The companies said that the deal will allow Hyper-V and Azure to support Oracle Database, Java and WebLogic Server platforms as well as Oracle’s Linux build. Terms of the deal were not disclosed.
“Microsoft is deeply committed to giving businesses what they need, and clearly that is the ability to run enterprise workloads in private clouds, public clouds and, increasingly, across both,” said Microsoft chief executive Steve Ballmer.
“Now our customers will be able to take advantage of the flexibility our unique hybrid cloud solutions offer for their Oracle applications, middleware and databases, just like they have been able to do on Windows Server for years.”

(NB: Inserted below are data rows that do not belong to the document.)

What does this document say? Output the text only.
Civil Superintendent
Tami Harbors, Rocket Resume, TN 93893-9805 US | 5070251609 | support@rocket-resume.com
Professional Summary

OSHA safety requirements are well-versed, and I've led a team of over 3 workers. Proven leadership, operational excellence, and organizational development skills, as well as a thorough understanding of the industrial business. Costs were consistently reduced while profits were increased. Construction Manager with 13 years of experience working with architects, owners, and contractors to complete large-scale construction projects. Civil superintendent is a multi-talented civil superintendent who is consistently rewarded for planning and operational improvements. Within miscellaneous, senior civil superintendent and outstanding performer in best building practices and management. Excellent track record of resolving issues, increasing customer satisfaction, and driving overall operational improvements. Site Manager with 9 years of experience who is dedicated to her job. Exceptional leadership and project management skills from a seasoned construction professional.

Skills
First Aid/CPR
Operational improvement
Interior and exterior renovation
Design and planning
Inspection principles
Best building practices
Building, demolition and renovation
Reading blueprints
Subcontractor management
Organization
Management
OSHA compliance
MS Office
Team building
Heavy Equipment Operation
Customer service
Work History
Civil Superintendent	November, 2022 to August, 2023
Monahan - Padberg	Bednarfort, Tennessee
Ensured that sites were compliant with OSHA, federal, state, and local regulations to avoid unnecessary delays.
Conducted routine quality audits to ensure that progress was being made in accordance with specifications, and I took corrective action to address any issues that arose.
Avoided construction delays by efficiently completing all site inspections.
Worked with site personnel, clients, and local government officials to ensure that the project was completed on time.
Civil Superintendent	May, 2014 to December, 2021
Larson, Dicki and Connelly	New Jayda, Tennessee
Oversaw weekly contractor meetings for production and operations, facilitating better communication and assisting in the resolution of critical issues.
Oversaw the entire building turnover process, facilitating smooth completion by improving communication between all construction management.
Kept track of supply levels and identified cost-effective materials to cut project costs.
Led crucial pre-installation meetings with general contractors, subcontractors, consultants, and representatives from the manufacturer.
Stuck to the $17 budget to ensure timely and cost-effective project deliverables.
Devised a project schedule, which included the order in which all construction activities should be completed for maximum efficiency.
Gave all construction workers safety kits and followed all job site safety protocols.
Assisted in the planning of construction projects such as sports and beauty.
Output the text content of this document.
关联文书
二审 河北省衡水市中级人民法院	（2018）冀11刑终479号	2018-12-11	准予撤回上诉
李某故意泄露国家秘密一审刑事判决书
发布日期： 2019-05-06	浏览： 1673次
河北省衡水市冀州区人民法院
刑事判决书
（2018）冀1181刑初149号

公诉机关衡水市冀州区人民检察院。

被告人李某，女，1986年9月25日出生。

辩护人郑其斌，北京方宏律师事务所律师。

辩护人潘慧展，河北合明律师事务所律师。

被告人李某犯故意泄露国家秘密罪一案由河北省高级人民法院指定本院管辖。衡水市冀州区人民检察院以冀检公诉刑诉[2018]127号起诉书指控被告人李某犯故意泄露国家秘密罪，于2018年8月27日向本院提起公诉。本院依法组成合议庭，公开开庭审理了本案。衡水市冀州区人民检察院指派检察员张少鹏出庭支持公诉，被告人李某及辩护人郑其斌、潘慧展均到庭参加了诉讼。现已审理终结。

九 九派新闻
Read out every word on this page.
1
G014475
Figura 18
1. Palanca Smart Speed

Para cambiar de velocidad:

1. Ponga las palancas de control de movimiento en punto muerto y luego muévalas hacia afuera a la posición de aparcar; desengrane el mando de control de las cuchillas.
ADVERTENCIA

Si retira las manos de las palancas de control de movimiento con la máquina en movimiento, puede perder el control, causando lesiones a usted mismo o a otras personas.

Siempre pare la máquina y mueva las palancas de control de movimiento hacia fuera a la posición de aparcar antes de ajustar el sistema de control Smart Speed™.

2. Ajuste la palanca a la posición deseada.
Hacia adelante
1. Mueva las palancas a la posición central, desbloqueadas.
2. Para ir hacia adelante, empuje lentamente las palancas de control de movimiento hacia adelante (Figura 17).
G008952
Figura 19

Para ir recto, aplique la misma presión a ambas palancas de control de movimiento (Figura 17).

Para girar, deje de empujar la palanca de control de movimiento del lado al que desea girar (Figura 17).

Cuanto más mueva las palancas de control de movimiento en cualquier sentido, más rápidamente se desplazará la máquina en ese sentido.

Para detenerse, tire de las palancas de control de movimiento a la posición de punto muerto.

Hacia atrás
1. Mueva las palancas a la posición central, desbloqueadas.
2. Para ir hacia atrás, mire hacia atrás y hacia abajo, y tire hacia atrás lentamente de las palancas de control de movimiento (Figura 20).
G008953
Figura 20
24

The move marks an uncharacteristic truce between Microsoft and Oracle. The two firms have long been at odds with one another and Oracle chief executive Larry Ellison has a history of criticising Redmond’s policies.
In making a deal, analysts see the two companies putting aside their differences to deal with the realities of business in the 21st century.
“Larry Ellison had been adamant against working with Microsoft for years and I think he realized that both companies now face bigger threats from cloud services than they do from each other,” explained Rob Enderle, principal analyst with the Enderle Group.
“Microsoft had always tried to work with Oracle, and Oracle support folks often had secret relationships with Microsoft for the benefit of mutual customers but now that all comes out of the closet.”
The move also signifies what is likely to be a growing trend in the enterprise IT space. Pund-IT principal analyst Charles King told V3 that such partnerships will become increasingly vital for large vendors.
“It behooves companies to partner with as many other companies as they can,” King explained.
“We are not looking at a future cloud that is going to be as amenable to single player dominance that past markets have been.”
The move brings a formidable competitor to Amazon Web Services for Oracle’s business. The AWS platform had previously been the only cloud infrastructure as a service platform to support many of Oracle’s offerings.
King said that providing the choice between AWS and Azure will help Oracle avoid alienating customers who are heavily invested in one cloud service over the other.
“When you look at strategic partnerships, very often they come around because vendors look around and realise if they cut themselves off from too much of the market, customers that want to use AWS or Azure will go to someone else,” King said.